Cette enquête se proposait de recueillir l’avis des MG sur la prise en charge de leurs patients porteurs de cancers. Les médecins concernés étaient inscrits au conseil de l’Ordre des médecins dans les départements de l’Aisne, des Ardennes, de l’Aube, de la Marne et de la Haute-Marne et exerçaient exclusivement la médecine générale. L’autorisation des présidents de chaque Conseil département de l’Ordre des médecins a été préalablement obtenue par écrit et pour certains départements, la liste des médecins en activité nous a été fournie. Pour deux départements, le listing a été établi à partir de l’annuaire professionnel des postes. Mille neuf cent cinquante-sept médecins exerçant la médecine générale ont ainsi été répertoriés.

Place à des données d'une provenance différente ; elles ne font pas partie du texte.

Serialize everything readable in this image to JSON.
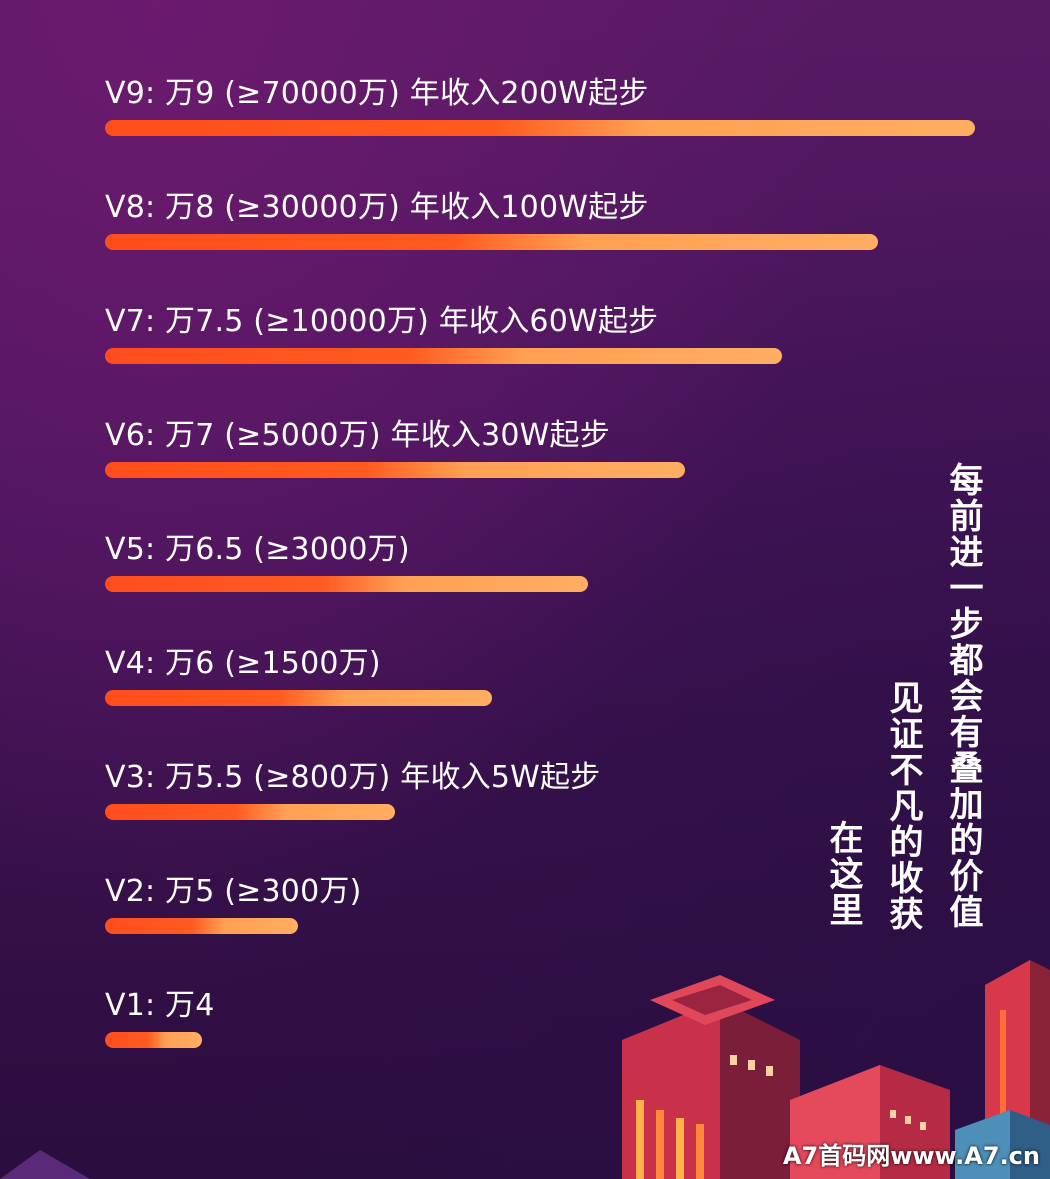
{
  "chart_data": {
    "type": "bar",
    "orientation": "horizontal",
    "categories": [
      "V9",
      "V8",
      "V7",
      "V6",
      "V5",
      "V4",
      "V3",
      "V2",
      "V1"
    ],
    "labels": [
      "V9: 万9 (≥70000万)  年收入200W起步",
      "V8: 万8 (≥30000万)  年收入100W起步",
      "V7: 万7.5 (≥10000万)  年收入60W起步",
      "V6: 万7 (≥5000万)  年收入30W起步",
      "V5: 万6.5 (≥3000万)",
      "V4: 万6 (≥1500万)",
      "V3: 万5.5 (≥800万)  年收入5W起步",
      "V2: 万5 (≥300万)",
      "V1: 万4"
    ],
    "values": [
      9,
      8,
      7,
      6,
      5,
      4,
      3,
      2,
      1
    ],
    "bar_colors": [
      "#ff4d1c",
      "#ffae62"
    ],
    "grid": false,
    "legend": "none"
  },
  "slogans": {
    "line1": "每前进一步都会有叠加的价值",
    "line2": "见证不凡的收获",
    "line3": "在这里"
  },
  "watermark": "A7首码网www.A7.cn",
  "colors": {
    "background": "#45145a",
    "text": "#ffffff"
  }
}
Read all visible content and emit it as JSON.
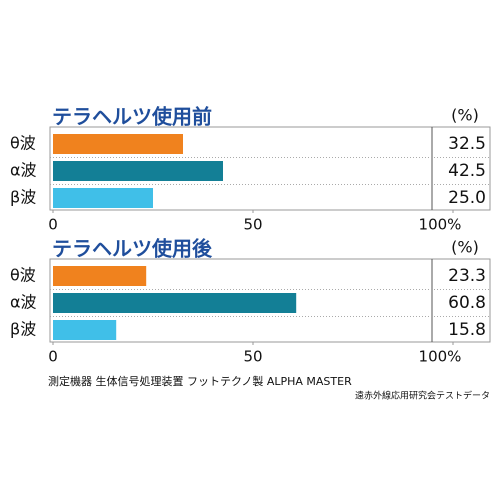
{
  "chart_data": [
    {
      "type": "bar",
      "orientation": "horizontal",
      "title": "テラヘルツ使用前",
      "unit": "(%)",
      "categories": [
        "θ波",
        "α波",
        "β波"
      ],
      "values": [
        32.5,
        42.5,
        25.0
      ],
      "value_labels": [
        "32.5",
        "42.5",
        "25.0"
      ],
      "colors": [
        "#f0821e",
        "#137f96",
        "#40bfe8"
      ],
      "xlim": [
        0,
        100
      ],
      "xticks": [
        0,
        50,
        {
          "value": 100,
          "label": "100%"
        }
      ]
    },
    {
      "type": "bar",
      "orientation": "horizontal",
      "title": "テラヘルツ使用後",
      "unit": "(%)",
      "categories": [
        "θ波",
        "α波",
        "β波"
      ],
      "values": [
        23.3,
        60.8,
        15.8
      ],
      "value_labels": [
        "23.3",
        "60.8",
        "15.8"
      ],
      "colors": [
        "#f0821e",
        "#137f96",
        "#40bfe8"
      ],
      "xlim": [
        0,
        100
      ],
      "xticks": [
        0,
        50,
        {
          "value": 100,
          "label": "100%"
        }
      ]
    }
  ],
  "footer": {
    "note": "測定機器 生体信号処理装置 フットテクノ製 ALPHA MASTER",
    "source": "遠赤外線応用研究会テストデータ"
  }
}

Un questionnaire de quatre pages a ensuite été construit et divisé en trois parties : données statistiques et épidémiologiques, attitude et vision des médecins, difficultés rencontrées. Un espace réservé aux commentaires libres a été mis à disposition. Ce questionnaire a été élaboré par les auteurs et commenté, modifié et validé par des MG exerçant en ville et/ou dans le centre régional de lutte contre le cancer. Le questionnaire comportait 19 items et 66 cases à cocher (annexe 1). Il a été adressé sous forme de courrier accompagné d’une lettre explicative et d’une enveloppe-réponse préaffranchie. Aucune ré-sollicitation téléphonique ou postale n’a été effectuée auprès des médecins qui n’avaient pas répondu. L’enquête a débuté le 1er février 2010 et s’est terminée le 1er mai 2010.

Résultats

Sur les 1 957 envois, 12 médecins ont répondu ne plus exercer la médecine générale, 21 questionnaires ont été retournés « adresse inconnue », 705 MG ont renvoyé le questionnaire rempli soit un taux de réponses de 36,6 %. Le taux de remplissage des items a été de 99,5 % et 226 médecins ont rédigé un commentaire libre soit 32 % des répondeurs.

Données statistiques et épidémiologiques

Quarante-trois pour cent des MG ayant répondu avaient entre 51 et 60 ans, 23 % plus de 60 ans, 22 % entre 41 et 50 ans et 6 % entre 30 et 40 ans (figure 1). Quatre-vingt-neuf pour cent des MG pratiquaient depuis plus de dix ans, 7 % entre cinq à dix ans et seulement 3 % depuis moins de cinq ans. Leur pratique s’effectuait en cabinet pour 43 % d’entre eux et en association pour 55 %. La figure 2 montre le nombre de nouveaux cas de cancers vus chaque année par MG en pourcentage et le nombre de patients porteurs de cancers et régulièrement suivis par MG.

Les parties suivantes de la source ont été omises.